Edmonton City Council has already begun work on a long-term strategy on poverty and, if elected, I will elevate that effort to a proper Mayor’s Task Force. This will bring the focus and attention required to close the door on poverty in our city within a generation, especially amongst children.
Using the weight of the mayor’s office, I will work with a cross-section of Edmontonians to come together on the issue of poverty, challenging traditional notions and approaches to poverty alleviation. Their mandate? To research and build upon worldwide best practices, and to craft new, real-world strategies to reduce and ultimately eliminate poverty in our city.
Some of these strategies are simple, such as ensuring that everyone has access to our libraries. We know that education and equal access to knowledge are small but effective ways to help families improve their livelihoods. If elected mayor, I will propose that Edmontonians have equal access to one of society’s last truly public goods: our civic libraries. By doing away with the nominal annual fee, every citizen, regardless of economic situation, will have equal and barrier-free access to Edmonton’s much-celebrated library network. Just as library fees were waived to mark this centennial year, I am confident that — through sponsorships and administrative efficiencies that the library system is looking at — the fee can be completely eliminated without any impact on the tax levy.
Along the same vein, we can address poverty by building on innovations like one started in our city by youth-services librarian Tamsin Shute. Her “Welcome Baby in the Community,” a partnership between Edmonton Public Library and Alberta Health Services, gives parents access to literacy resources for their babies and preschoolers. Early childhood development has proven to be one of the most effective ways of preventing poverty and driving positive life outcomes. Initiatives like this are a way the city can help.

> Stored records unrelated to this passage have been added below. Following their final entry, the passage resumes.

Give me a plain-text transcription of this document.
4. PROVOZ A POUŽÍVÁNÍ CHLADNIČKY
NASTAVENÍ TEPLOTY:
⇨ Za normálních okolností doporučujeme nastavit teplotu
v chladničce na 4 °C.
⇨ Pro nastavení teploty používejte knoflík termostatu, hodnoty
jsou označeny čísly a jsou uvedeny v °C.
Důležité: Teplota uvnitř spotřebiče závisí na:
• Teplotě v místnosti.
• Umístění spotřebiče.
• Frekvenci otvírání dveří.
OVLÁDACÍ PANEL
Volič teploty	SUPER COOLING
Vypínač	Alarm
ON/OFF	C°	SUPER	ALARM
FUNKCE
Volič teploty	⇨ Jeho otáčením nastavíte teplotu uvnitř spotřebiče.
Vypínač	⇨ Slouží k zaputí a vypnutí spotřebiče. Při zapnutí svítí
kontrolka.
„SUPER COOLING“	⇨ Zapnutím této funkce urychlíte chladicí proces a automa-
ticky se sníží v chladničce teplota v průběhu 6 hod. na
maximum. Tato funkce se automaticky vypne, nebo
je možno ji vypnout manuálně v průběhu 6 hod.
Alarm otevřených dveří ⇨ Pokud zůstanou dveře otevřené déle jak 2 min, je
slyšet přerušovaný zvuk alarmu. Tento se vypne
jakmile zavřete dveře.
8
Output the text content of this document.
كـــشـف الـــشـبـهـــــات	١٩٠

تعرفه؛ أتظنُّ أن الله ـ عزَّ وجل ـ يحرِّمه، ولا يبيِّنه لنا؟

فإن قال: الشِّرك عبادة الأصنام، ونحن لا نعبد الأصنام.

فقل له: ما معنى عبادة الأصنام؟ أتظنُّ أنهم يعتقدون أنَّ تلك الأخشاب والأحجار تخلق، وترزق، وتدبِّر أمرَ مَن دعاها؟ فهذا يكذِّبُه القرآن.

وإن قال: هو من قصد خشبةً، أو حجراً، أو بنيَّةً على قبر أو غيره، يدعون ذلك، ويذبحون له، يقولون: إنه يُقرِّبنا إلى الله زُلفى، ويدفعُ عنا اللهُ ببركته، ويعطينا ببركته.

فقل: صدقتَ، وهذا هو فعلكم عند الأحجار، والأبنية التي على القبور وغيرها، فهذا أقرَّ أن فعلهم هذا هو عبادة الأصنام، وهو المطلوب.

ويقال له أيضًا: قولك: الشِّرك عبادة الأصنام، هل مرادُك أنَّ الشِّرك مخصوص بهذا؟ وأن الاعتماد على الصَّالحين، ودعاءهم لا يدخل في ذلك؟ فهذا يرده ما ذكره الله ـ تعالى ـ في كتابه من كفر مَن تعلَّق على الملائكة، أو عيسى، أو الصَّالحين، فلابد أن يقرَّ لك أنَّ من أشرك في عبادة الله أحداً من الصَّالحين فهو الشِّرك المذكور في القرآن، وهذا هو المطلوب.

Although we will not eliminate poverty in one City Council term, I am confident that we will have shifted the debate and formed a broad consensus that a serious focus on poverty reduction is morally right — and offers a return on investment. Poverty in our city comes with enormous social costs in terms of policing, health care, and lost productivity. If we as a city can contribute to reducing the root causes of poverty, every citizen will benefit in the long term.